Die erste Duftmarke des Tages setzte Sebastian Kehl am Vormittag: Im ersten Testspiel war es der Routinier, der das erste Tor erzielte.

Für deutlich mehr Aufsehen sorgte sein Auftritt einige Stunden später: Da seine letzte Saison als Spieler bevorstehe, habe er entschieden,"mit dem Kapitän jetzt Schluss zu machen".

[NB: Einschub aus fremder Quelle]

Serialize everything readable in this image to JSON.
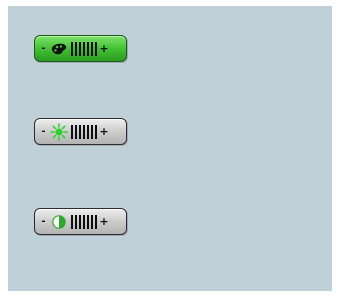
{
  "controls": [
    {
      "id": "color",
      "icon": "palette-icon",
      "minus_label": "-",
      "plus_label": "+",
      "active": true,
      "tick_count": 7
    },
    {
      "id": "brightness",
      "icon": "sun-icon",
      "minus_label": "-",
      "plus_label": "+",
      "active": false,
      "tick_count": 7
    },
    {
      "id": "contrast",
      "icon": "contrast-icon",
      "minus_label": "-",
      "plus_label": "+",
      "active": false,
      "tick_count": 7
    }
  ],
  "colors": {
    "panel_background": "#c0d0d9",
    "active_green": "#43c234",
    "inactive_gray": "#cfcfcf",
    "sun_green": "#2fd12f"
  }
}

Es habe ihn "sehr, sehr stolz gemacht, Kapitän von Borussia Dortmund zu sein", sagte der 34-Jährige. "Ich habe diese Verantwortung wahnsinnig gerne getragen."Druckreife Worte, die zeigten, dass sich der Mittelfeldspieler akribisch auf seinen letzten Auftritt als Spielführer vorbereitet hatte. Durchaus typisch für jemanden, der in Dortmund stets für seine große Professionalität gelobt wurde - und für seine Bereitschaft, sich klaglos in den Dienst der Mannschaft zu stellen.

Klopp machte Kehl zum BVB-Kapitän

Im Januar 2002 war er vom SC Freiburg zu Borussia Dortmund gekommen. Damals stürmten noch Jan Koller und Marcio Amoroso, Tomas Rosicky zog im Mittelfeld die Fäden, vor dem Torhüter Jens Lehmann verteidigten Jürgen Kohler und Christian Wörns. Kehl ist als einziger aus der damaligen Mannschaft noch dabei - im heutigen Profigeschäft eine ungewöhnlich lange Zeit. Er blieb auch, als die Beinahe-Insolvenz den BVB an den Rand des Abgrunds und in die sportliche Bedeutungslosigkeit katapultierte.

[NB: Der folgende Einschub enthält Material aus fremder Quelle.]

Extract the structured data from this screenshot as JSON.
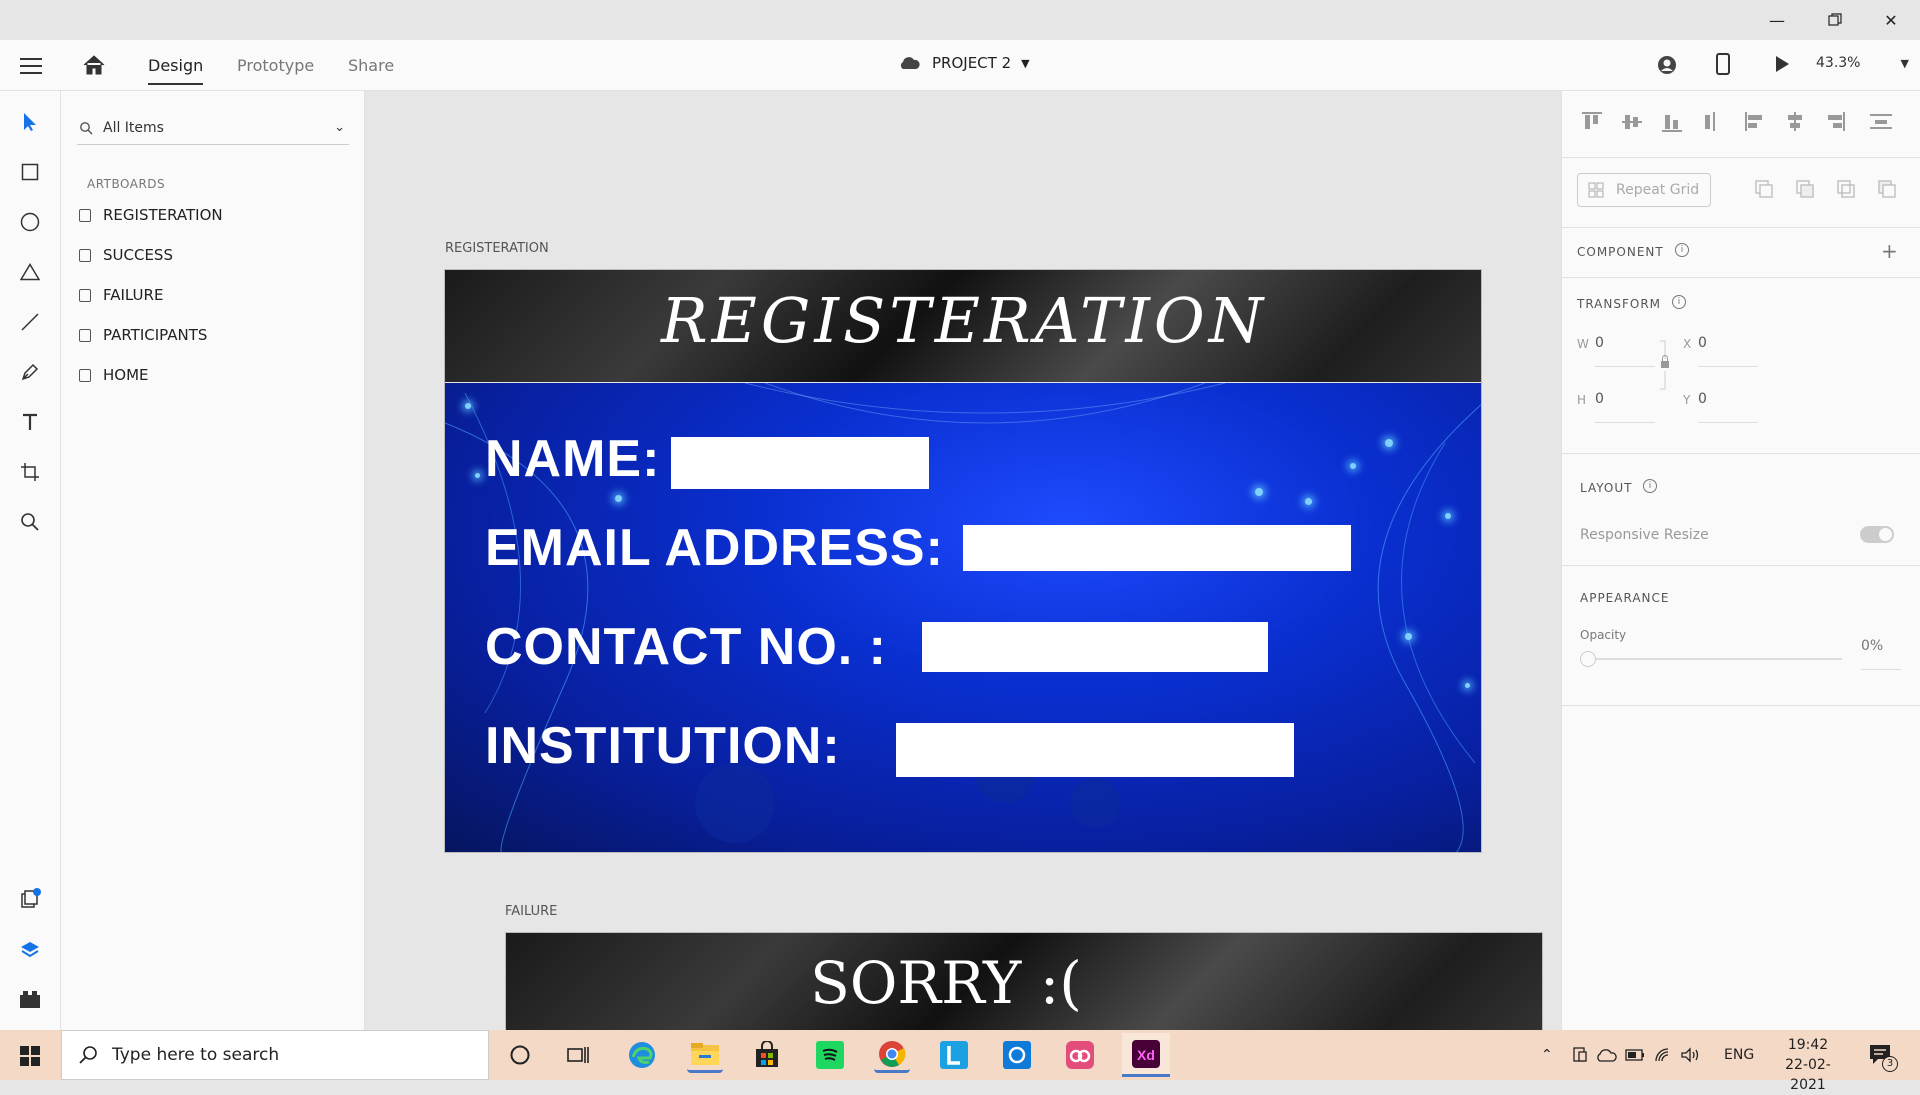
{
  "header": {
    "tabs": [
      {
        "label": "Design",
        "active": true
      },
      {
        "label": "Prototype",
        "active": false
      },
      {
        "label": "Share",
        "active": false
      }
    ],
    "project_name": "PROJECT 2",
    "zoom": "43.3%"
  },
  "layers": {
    "search_label": "All Items",
    "section_label": "ARTBOARDS",
    "artboards": [
      "REGISTERATION",
      "SUCCESS",
      "FAILURE",
      "PARTICIPANTS",
      "HOME"
    ]
  },
  "canvas": {
    "registration_label": "REGISTERATION",
    "registration_title": "REGISTERATION",
    "form_labels": [
      "NAME:",
      "EMAIL ADDRESS:",
      "CONTACT NO. :",
      "INSTITUTION:"
    ],
    "failure_label": "FAILURE",
    "failure_title": "SORRY :("
  },
  "props": {
    "repeat_grid": "Repeat Grid",
    "component_title": "COMPONENT",
    "transform_title": "TRANSFORM",
    "w_label": "W",
    "w_value": "0",
    "x_label": "X",
    "x_value": "0",
    "h_label": "H",
    "h_value": "0",
    "y_label": "Y",
    "y_value": "0",
    "layout_title": "LAYOUT",
    "responsive_resize": "Responsive Resize",
    "appearance_title": "APPEARANCE",
    "opacity_label": "Opacity",
    "opacity_value": "0%"
  },
  "taskbar": {
    "search_placeholder": "Type here to search",
    "language": "ENG",
    "time": "19:42",
    "date": "22-02-2021",
    "notification_count": "3"
  },
  "colors": {
    "accent": "#1473e6",
    "xd_brand": "#470137",
    "xd_text": "#ff61f6"
  },
  "icons": {
    "toolbar": [
      "select-icon",
      "rectangle-icon",
      "ellipse-icon",
      "polygon-icon",
      "line-icon",
      "pen-icon",
      "text-icon",
      "artboard-icon",
      "zoom-icon"
    ],
    "toolbar_bottom": [
      "assets-icon",
      "layers-icon",
      "plugins-icon"
    ]
  }
}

2008 kam Jürgen Klopp als Trainer - und machte Kehl zum Kapitän. "Immer wenn man an Dortmund denkt, ist Sebastian der Spieler, der einem zuerst einfällt", begründete er."Außerdem hat er auch fußballerisch alle Möglichkeiten, vorneweg zu marschieren."

Doch dabei kamen immer wieder Verletzungen in die Quere. Die Saison 2010/2011, als eine junge Dortmunder Mannschaft unbekümmert zum Titel stürmte, erlebte er größtenteils von der Tribüne, in der folgenden Sommerpause wurde in der Öffentlichkeit lange über den Kapitän diskutiert. Viele Beobachter sahen keinen Platz mehr für den alternden Anführer, erst spät bekannte sich Trainer Klopp öffentlich zu Kehl.

Kehl gibt den Staffelstab beim BVB freiwillig weiter

Der gab die Antwort auf dem Platz, kämpfte sich zurück in die Mannschaft und durfte im Sommer 2012 erst die Meisterschale und wenig später den DFB-Pokal in die Luft stemmen - als erster BVB-Kapitän überhaupt. "Das war sicherlich ein ganz besonderer Moment", sagt Kehl."Auch sonst habe ich sehr viele schöne Momente mit der Mannschaft erlebt, und die werden in dieser Saison sicherlich noch fortgeschrieben."

Allerdings nicht unter dem Kapitän Kehl, der - das betont er - sein Amt aus eigenem Antrieb abgibt. Schon im März, als sein Vertrag letztmals um ein Jahr verlängert wurde, sei die Entscheidung gereift, nach der abgelaufenen Saison habe er Verein und Trainer informiert. Kehl will "den Staffelstab weiterreichen", solange er noch die Möglichkeit hat, seinem Nachfolger mit Rat und Tat und der geballten Erfahrung aus sechs Jahren Kapitänsamt beizustehen.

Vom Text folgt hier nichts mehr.